Something inside me changed almost instantly. The fear that had been gripping me began to loosen, replaced first by pity, then by a heavy sense of responsibility. I had spent the last few minutes imagining it as a threat, when all along it had been the one in danger. Its movements no longer looked disgusting or terrifying; they looked desperate. Suddenly I was not thinking about how afraid I was. I was thinking about how long it had been stuck there, how exhausted it must have been, and whether I could get it out without hurting it.
My hands were shaking as I reached toward it. Every instinct in me still expected the worst. I imagined it biting me, thrashing free, falling, vanishing into some worse place inside the wall. I was half certain I would panic and drop it, half convinced that my attempt to help would somehow make everything worse. But I moved slowly, gently, trying to keep my breathing steady while I worked it free from the narrow crack.
For a moment, it resisted, not because it was aggressive, but because fear had taken over both of us. Then, with one careful movement, it came loose. I held it only briefly, just long enough to carry it away from the trap that had nearly swallowed it. It paused there for a heartbeat, still and weightless, as if deciding whether the danger had truly passed. Then it darted away, quick and silent, disappearing into the world as if it had never been there at all.
Afterward, the room felt strangely quiet. The scratching was gone. The dread was gone too, though my body was still buzzing from it. Later, when I learned that skinks are harmless, shy creatures that usually want nothing to do with people, I felt almost embarrassed by the terror I had built around one small animal. The horror had not really belonged to the skink. It had belonged to me—to my imagination, my reflexes, my habit of turning the unknown into something dangerous before I understood it.
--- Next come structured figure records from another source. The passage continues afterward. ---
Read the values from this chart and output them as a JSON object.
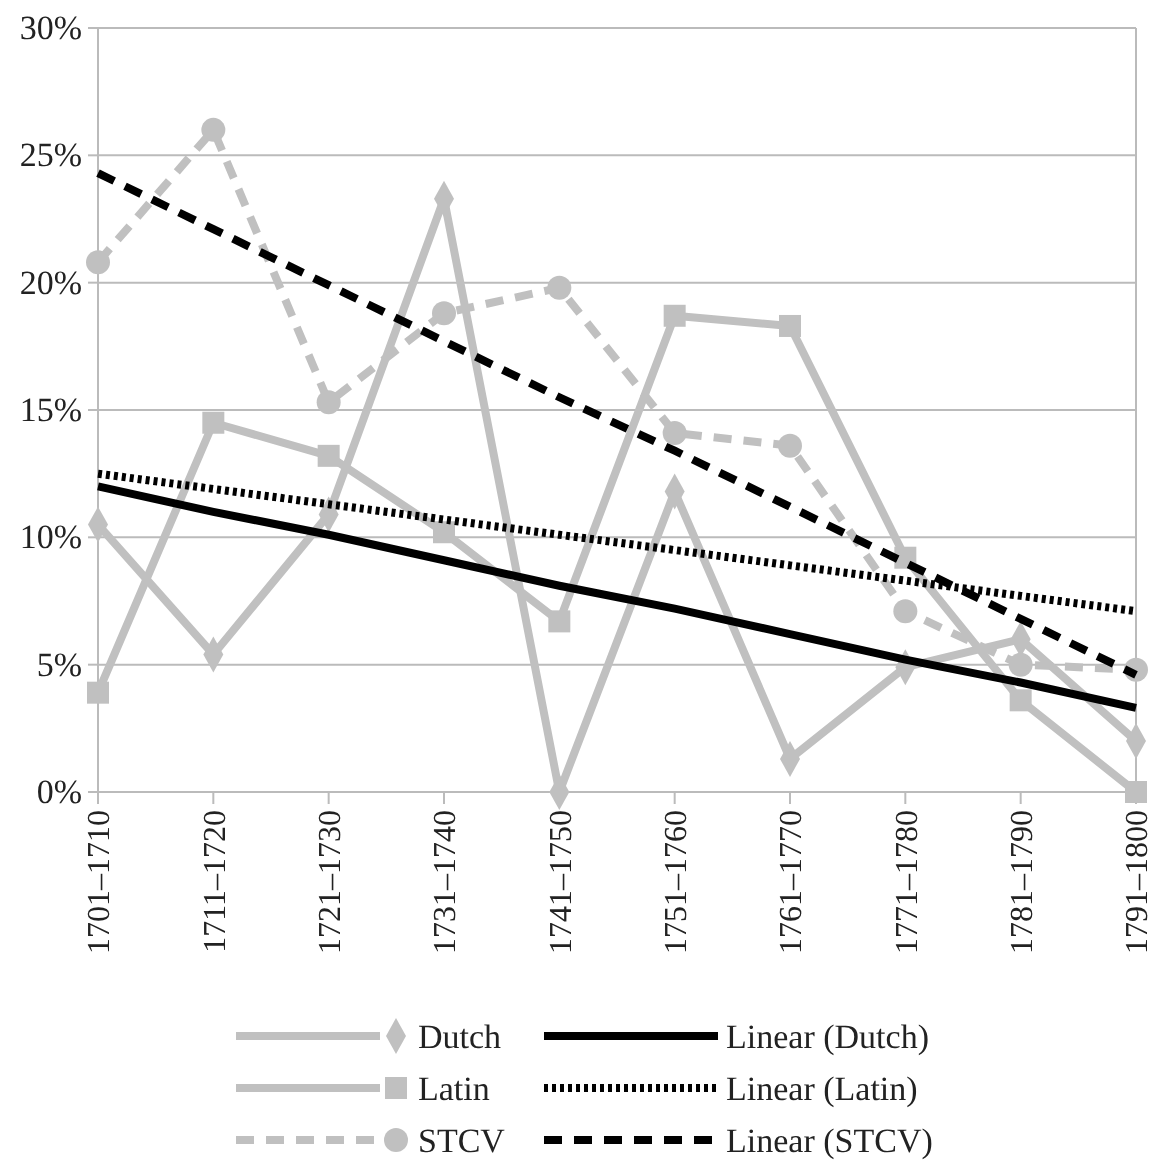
{
  "chart_data": {
    "type": "line",
    "categories": [
      "1701–1710",
      "1711–1720",
      "1721–1730",
      "1731–1740",
      "1741–1750",
      "1751–1760",
      "1761–1770",
      "1771–1780",
      "1781–1790",
      "1791–1800"
    ],
    "series": [
      {
        "name": "Dutch",
        "color": "#c0c0c0",
        "marker": "diamond",
        "line_style": "solid",
        "values": [
          10.5,
          5.4,
          10.9,
          23.3,
          0,
          11.8,
          1.3,
          4.9,
          6.0,
          2.0
        ]
      },
      {
        "name": "Latin",
        "color": "#c0c0c0",
        "marker": "square",
        "line_style": "solid",
        "values": [
          3.9,
          14.5,
          13.2,
          10.2,
          6.7,
          18.7,
          18.3,
          9.2,
          3.6,
          0
        ]
      },
      {
        "name": "STCV",
        "color": "#c0c0c0",
        "marker": "circle",
        "line_style": "dashed",
        "values": [
          20.8,
          26.0,
          15.3,
          18.8,
          19.8,
          14.1,
          13.6,
          7.1,
          5.0,
          4.8
        ]
      },
      {
        "name": "Linear (Dutch)",
        "color": "#000000",
        "marker": "none",
        "line_style": "solid",
        "values": [
          12.0,
          11.0,
          10.1,
          9.1,
          8.1,
          7.2,
          6.2,
          5.2,
          4.3,
          3.3
        ]
      },
      {
        "name": "Linear (Latin)",
        "color": "#000000",
        "marker": "none",
        "line_style": "dotted",
        "values": [
          12.5,
          11.9,
          11.3,
          10.7,
          10.1,
          9.5,
          8.9,
          8.3,
          7.7,
          7.1
        ]
      },
      {
        "name": "Linear (STCV)",
        "color": "#000000",
        "marker": "none",
        "line_style": "dashed",
        "values": [
          24.3,
          22.1,
          19.9,
          17.7,
          15.5,
          13.4,
          11.2,
          9.0,
          6.8,
          4.6
        ]
      }
    ],
    "ylim": [
      0,
      30
    ],
    "yticks": [
      {
        "value": 0,
        "label": "0%"
      },
      {
        "value": 5,
        "label": "5%"
      },
      {
        "value": 10,
        "label": "10%"
      },
      {
        "value": 15,
        "label": "15%"
      },
      {
        "value": 20,
        "label": "20%"
      },
      {
        "value": 25,
        "label": "25%"
      },
      {
        "value": 30,
        "label": "30%"
      }
    ],
    "grid": "y",
    "legend": "bottom"
  }
}
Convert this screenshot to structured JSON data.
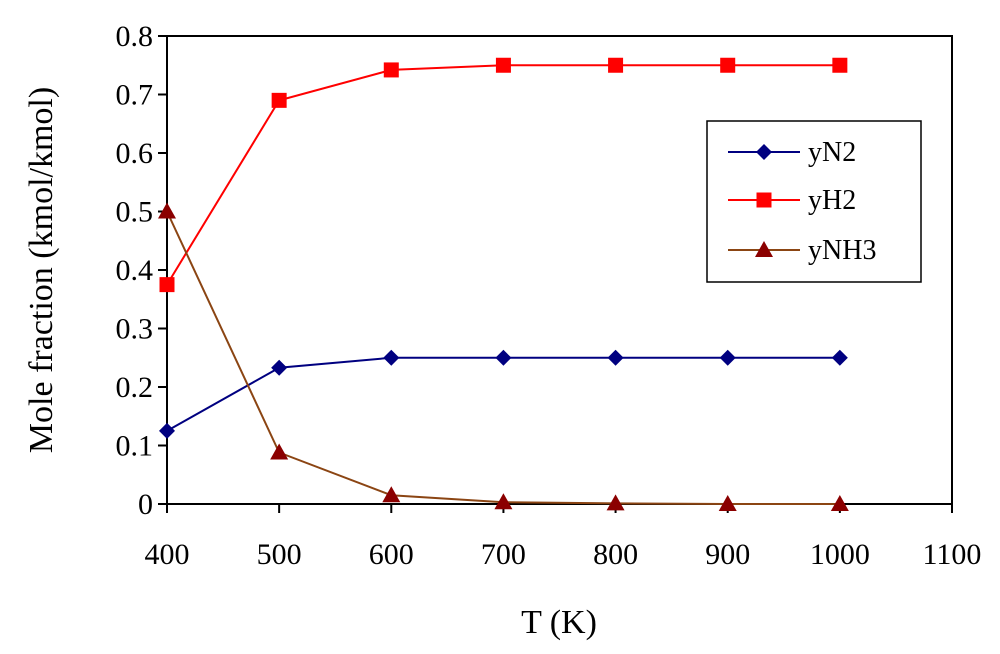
{
  "chart_data": {
    "type": "line",
    "title": "",
    "xlabel": "T (K)",
    "ylabel": "Mole fraction  (kmol/kmol)",
    "xlim": [
      400,
      1100
    ],
    "ylim": [
      0,
      0.8
    ],
    "x_ticks": [
      "400",
      "500",
      "600",
      "700",
      "800",
      "900",
      "1000",
      "1100"
    ],
    "y_ticks": [
      "0",
      "0.1",
      "0.2",
      "0.3",
      "0.4",
      "0.5",
      "0.6",
      "0.7",
      "0.8"
    ],
    "grid": false,
    "legend_position": "right",
    "x": [
      400,
      500,
      600,
      700,
      800,
      900,
      1000
    ],
    "series": [
      {
        "name": "yN2",
        "color": "#000080",
        "marker": "diamond",
        "values": [
          0.125,
          0.233,
          0.25,
          0.25,
          0.25,
          0.25,
          0.25
        ]
      },
      {
        "name": "yH2",
        "color": "#ff0000",
        "marker": "square",
        "values": [
          0.375,
          0.69,
          0.742,
          0.75,
          0.75,
          0.75,
          0.75
        ]
      },
      {
        "name": "yNH3",
        "color": "#8b0000",
        "line_color": "#8b4513",
        "marker": "triangle",
        "values": [
          0.5,
          0.088,
          0.015,
          0.003,
          0.001,
          0.0,
          0.0
        ]
      }
    ]
  }
}
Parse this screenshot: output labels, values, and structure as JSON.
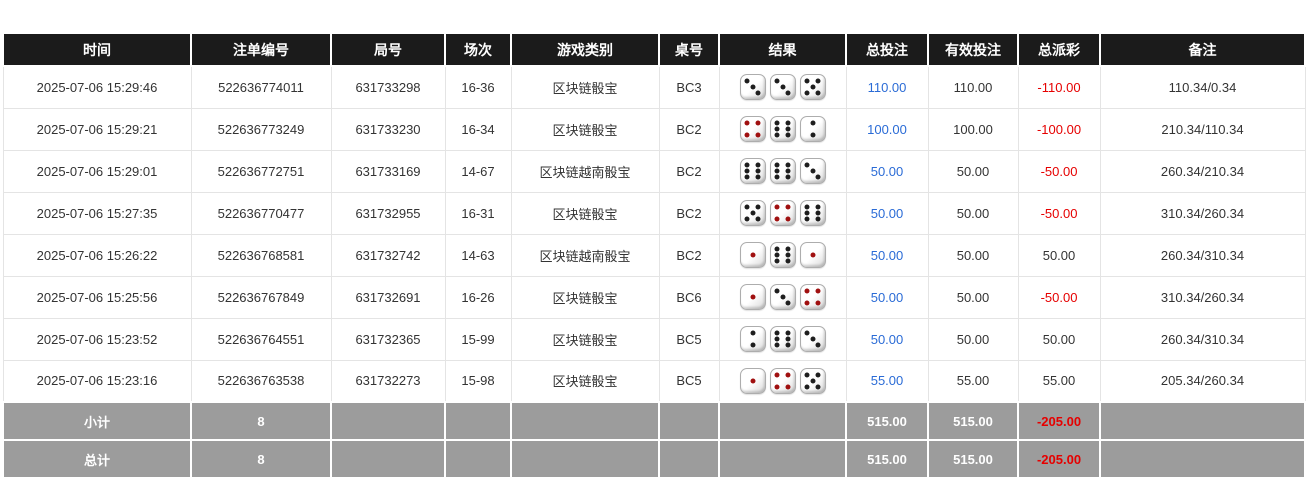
{
  "colors": {
    "header_bg": "#1b1b1b",
    "footer_bg": "#9c9c9c",
    "total_bet_blue": "#2a6bd6",
    "negative_red": "#e60000",
    "dice_dot_black": "#1e1e1e",
    "dice_dot_red": "#a01010"
  },
  "table": {
    "columns": [
      {
        "key": "time",
        "label": "时间"
      },
      {
        "key": "bet_id",
        "label": "注单编号"
      },
      {
        "key": "round_id",
        "label": "局号"
      },
      {
        "key": "session",
        "label": "场次"
      },
      {
        "key": "game_type",
        "label": "游戏类别"
      },
      {
        "key": "table_no",
        "label": "桌号"
      },
      {
        "key": "result",
        "label": "结果"
      },
      {
        "key": "total_bet",
        "label": "总投注"
      },
      {
        "key": "valid_bet",
        "label": "有效投注"
      },
      {
        "key": "total_payout",
        "label": "总派彩"
      },
      {
        "key": "remark",
        "label": "备注"
      }
    ],
    "rows": [
      {
        "time": "2025-07-06 15:29:46",
        "bet_id": "522636774011",
        "round_id": "631733298",
        "session": "16-36",
        "game_type": "区块链骰宝",
        "table_no": "BC3",
        "dice": [
          {
            "v": 3,
            "red": false
          },
          {
            "v": 3,
            "red": false
          },
          {
            "v": 5,
            "red": false
          }
        ],
        "total_bet": "110.00",
        "valid_bet": "110.00",
        "total_payout": "-110.00",
        "remark": "110.34/0.34"
      },
      {
        "time": "2025-07-06 15:29:21",
        "bet_id": "522636773249",
        "round_id": "631733230",
        "session": "16-34",
        "game_type": "区块链骰宝",
        "table_no": "BC2",
        "dice": [
          {
            "v": 4,
            "red": true
          },
          {
            "v": 6,
            "red": false
          },
          {
            "v": 2,
            "red": false
          }
        ],
        "total_bet": "100.00",
        "valid_bet": "100.00",
        "total_payout": "-100.00",
        "remark": "210.34/110.34"
      },
      {
        "time": "2025-07-06 15:29:01",
        "bet_id": "522636772751",
        "round_id": "631733169",
        "session": "14-67",
        "game_type": "区块链越南骰宝",
        "table_no": "BC2",
        "dice": [
          {
            "v": 6,
            "red": false
          },
          {
            "v": 6,
            "red": false
          },
          {
            "v": 3,
            "red": false
          }
        ],
        "total_bet": "50.00",
        "valid_bet": "50.00",
        "total_payout": "-50.00",
        "remark": "260.34/210.34"
      },
      {
        "time": "2025-07-06 15:27:35",
        "bet_id": "522636770477",
        "round_id": "631732955",
        "session": "16-31",
        "game_type": "区块链骰宝",
        "table_no": "BC2",
        "dice": [
          {
            "v": 5,
            "red": false
          },
          {
            "v": 4,
            "red": true
          },
          {
            "v": 6,
            "red": false
          }
        ],
        "total_bet": "50.00",
        "valid_bet": "50.00",
        "total_payout": "-50.00",
        "remark": "310.34/260.34"
      },
      {
        "time": "2025-07-06 15:26:22",
        "bet_id": "522636768581",
        "round_id": "631732742",
        "session": "14-63",
        "game_type": "区块链越南骰宝",
        "table_no": "BC2",
        "dice": [
          {
            "v": 1,
            "red": true
          },
          {
            "v": 6,
            "red": false
          },
          {
            "v": 1,
            "red": true
          }
        ],
        "total_bet": "50.00",
        "valid_bet": "50.00",
        "total_payout": "50.00",
        "remark": "260.34/310.34"
      },
      {
        "time": "2025-07-06 15:25:56",
        "bet_id": "522636767849",
        "round_id": "631732691",
        "session": "16-26",
        "game_type": "区块链骰宝",
        "table_no": "BC6",
        "dice": [
          {
            "v": 1,
            "red": true
          },
          {
            "v": 3,
            "red": false
          },
          {
            "v": 4,
            "red": true
          }
        ],
        "total_bet": "50.00",
        "valid_bet": "50.00",
        "total_payout": "-50.00",
        "remark": "310.34/260.34"
      },
      {
        "time": "2025-07-06 15:23:52",
        "bet_id": "522636764551",
        "round_id": "631732365",
        "session": "15-99",
        "game_type": "区块链骰宝",
        "table_no": "BC5",
        "dice": [
          {
            "v": 2,
            "red": false
          },
          {
            "v": 6,
            "red": false
          },
          {
            "v": 3,
            "red": false
          }
        ],
        "total_bet": "50.00",
        "valid_bet": "50.00",
        "total_payout": "50.00",
        "remark": "260.34/310.34"
      },
      {
        "time": "2025-07-06 15:23:16",
        "bet_id": "522636763538",
        "round_id": "631732273",
        "session": "15-98",
        "game_type": "区块链骰宝",
        "table_no": "BC5",
        "dice": [
          {
            "v": 1,
            "red": true
          },
          {
            "v": 4,
            "red": true
          },
          {
            "v": 5,
            "red": false
          }
        ],
        "total_bet": "55.00",
        "valid_bet": "55.00",
        "total_payout": "55.00",
        "remark": "205.34/260.34"
      }
    ],
    "footer_rows": [
      {
        "label": "小计",
        "count": "8",
        "total_bet": "515.00",
        "valid_bet": "515.00",
        "total_payout": "-205.00"
      },
      {
        "label": "总计",
        "count": "8",
        "total_bet": "515.00",
        "valid_bet": "515.00",
        "total_payout": "-205.00"
      }
    ]
  }
}
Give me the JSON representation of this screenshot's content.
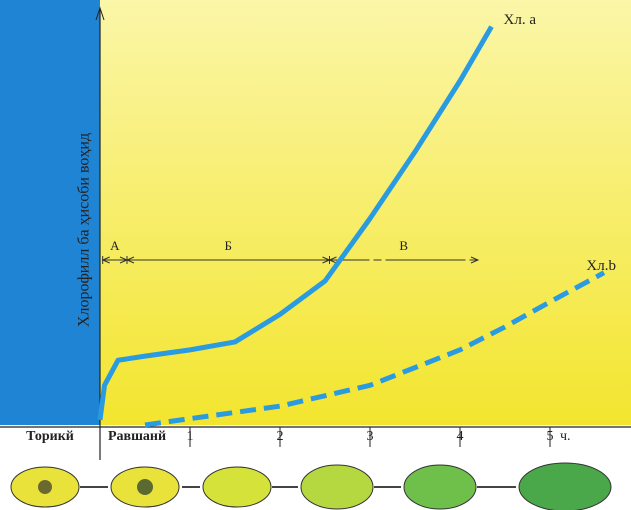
{
  "chart_data": {
    "type": "line",
    "y_label": "Хлорофилл ба ҳисоби воҳид",
    "x_unit": "ч.",
    "x_regions": [
      "Торикй",
      "Равшанй"
    ],
    "xlim": [
      0,
      5.9
    ],
    "ylim": [
      0,
      100
    ],
    "xticks": [
      1,
      2,
      3,
      4,
      5
    ],
    "series": [
      {
        "name": "Хл. a",
        "color": "#2a9be0",
        "style": "solid",
        "x": [
          0,
          0.05,
          0.2,
          0.5,
          1,
          1.5,
          2,
          2.5,
          3,
          3.5,
          4,
          4.35
        ],
        "values": [
          1.7,
          10,
          16,
          17,
          18.5,
          20.4,
          27,
          35,
          50,
          66,
          83,
          96
        ]
      },
      {
        "name": "Хл.b",
        "color": "#2a9be0",
        "style": "dashed",
        "x": [
          0.5,
          1,
          2,
          3,
          4,
          4.5,
          5,
          5.6
        ],
        "values": [
          0.5,
          2,
          5,
          10,
          18.5,
          24,
          30,
          37
        ]
      }
    ],
    "phases": [
      {
        "label": "А",
        "x": [
          0.03,
          0.3
        ]
      },
      {
        "label": "Б",
        "x": [
          0.3,
          2.55
        ]
      },
      {
        "label": "В",
        "x": [
          2.55,
          4.2
        ]
      }
    ]
  }
}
But there was something comforting in that realization. Helping it had done more than save a trapped creature. It had interrupted a fear I had allowed to grow too large. For once, I had moved toward what scared me instead of away from it, and what I found there was not a monster, but a life asking for help. Oddly, that left me calmer than I had been in a long time. The skink disappeared in seconds, but the lesson stayed: sometimes what frightens us most is not the thing itself, but the story we tell ourselves before we get close enough to see it clearly.